最初に面談をした時に驚いたのが、住宅ローン残高よりも遅延損害金の額が上回っていた事です。また、税金の滞納による差押えも受けていて、こちらもローン残高より遅延損害金が上回っていました。10年弱、まともな返済が行えてなかったそうです。物件を相場で売却すれば、住宅ローンは完済できましたが、税金の完済までは届かず、差押解除の条件が非常に厳しく、何度も公官庁担当者と協議を行い、任意売却を進めることが出来ました。販売開始直後に買い手が見つかり、テンポよく売却を済ませることが出来ました。

任意売却後の生活

任意売却の結果の可否に関わらず、先ずは生活の基盤を固める事でした。Sさんの病気は週3回通院しないと命に係わる状況でした。Kさんの収入では治療費まで賄い切れないのは明らかでしたので、直ちに市役所へ生活保護の申請を行い、認められ、Sさんの負担軽減を考え、病院に近いアパートを借りることが出来ました。

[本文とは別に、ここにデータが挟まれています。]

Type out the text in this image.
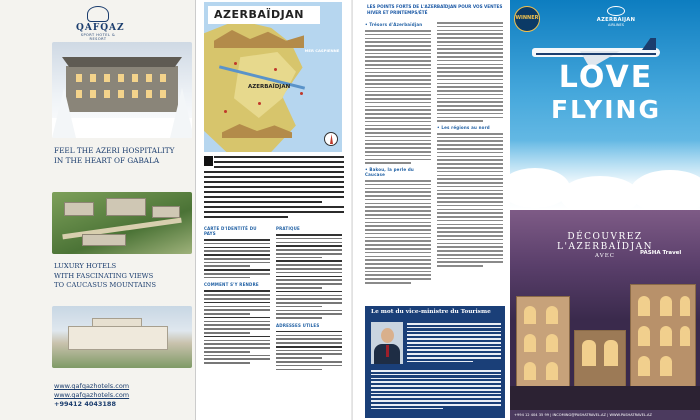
QAFQAZ
SPORT HOTEL & RESORT
FEEL THE AZERI HOSPITALITY
IN THE HEART OF GABALA
LUXURY HOTELS
WITH FASCINATING VIEWS
TO CAUCASUS MOUNTAINS
www.qafqazhotels.com
www.qafqazhotels.com
+99412 4043188
AZERBAÏDJAN
MER CASPIENNE
AZERBAÏDJAN
CARTE D'IDENTITÉ DU PAYS
COMMENT S'Y RENDRE
PRATIQUE
ADRESSES UTILES
LES POINTS FORTS DE L'AZERBAÏDJAN POUR VOS VENTES HIVER ET PRINTEMPS/ÉTÉ
• Trésors d'Azerbaïdjan
• Bakou, la perle du Caucase
• Les régions au nord
Le mot du vice-ministre du Tourisme
WINNER	AZERBAIJAN
AIRLINES
LOVE
FLYING
DÉCOUVREZ
L'AZERBAÏDJAN
AVEC	PASHA Travel
+994 12 404 35 99 | INCOMING@PASHATRAVEL.AZ | WWW.PASHATRAVEL.AZ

Kさんは別の所にお住いのお嬢様と同居が出来る事になりました。

ご感想

相続当時は、ローン残高よりも家の価値の方があり、住まいへの思い入れも強かったので、なかなか売却の意志が固まりませんでした。まさかこんな事になるとは夢にも思いませんでした。任意売却の他にも生活保護の件や引越しの段取りまで、色々お世話になりありがとうございました。やっと落ち着いた生活が出来ます。

ご相談担当者の一言

物件の価値が、ローン残高を上回っていたため、債権者は競売の申し立てを行わず遅延損害金をすべて回収することに成功したわけです。結果的には生活の立て直しが出来ましたが、本来は任意売却になるような案件ではありませんでした。将来の生活を考えた早めのご相談が大切だと改めて思い知らされた案件でした。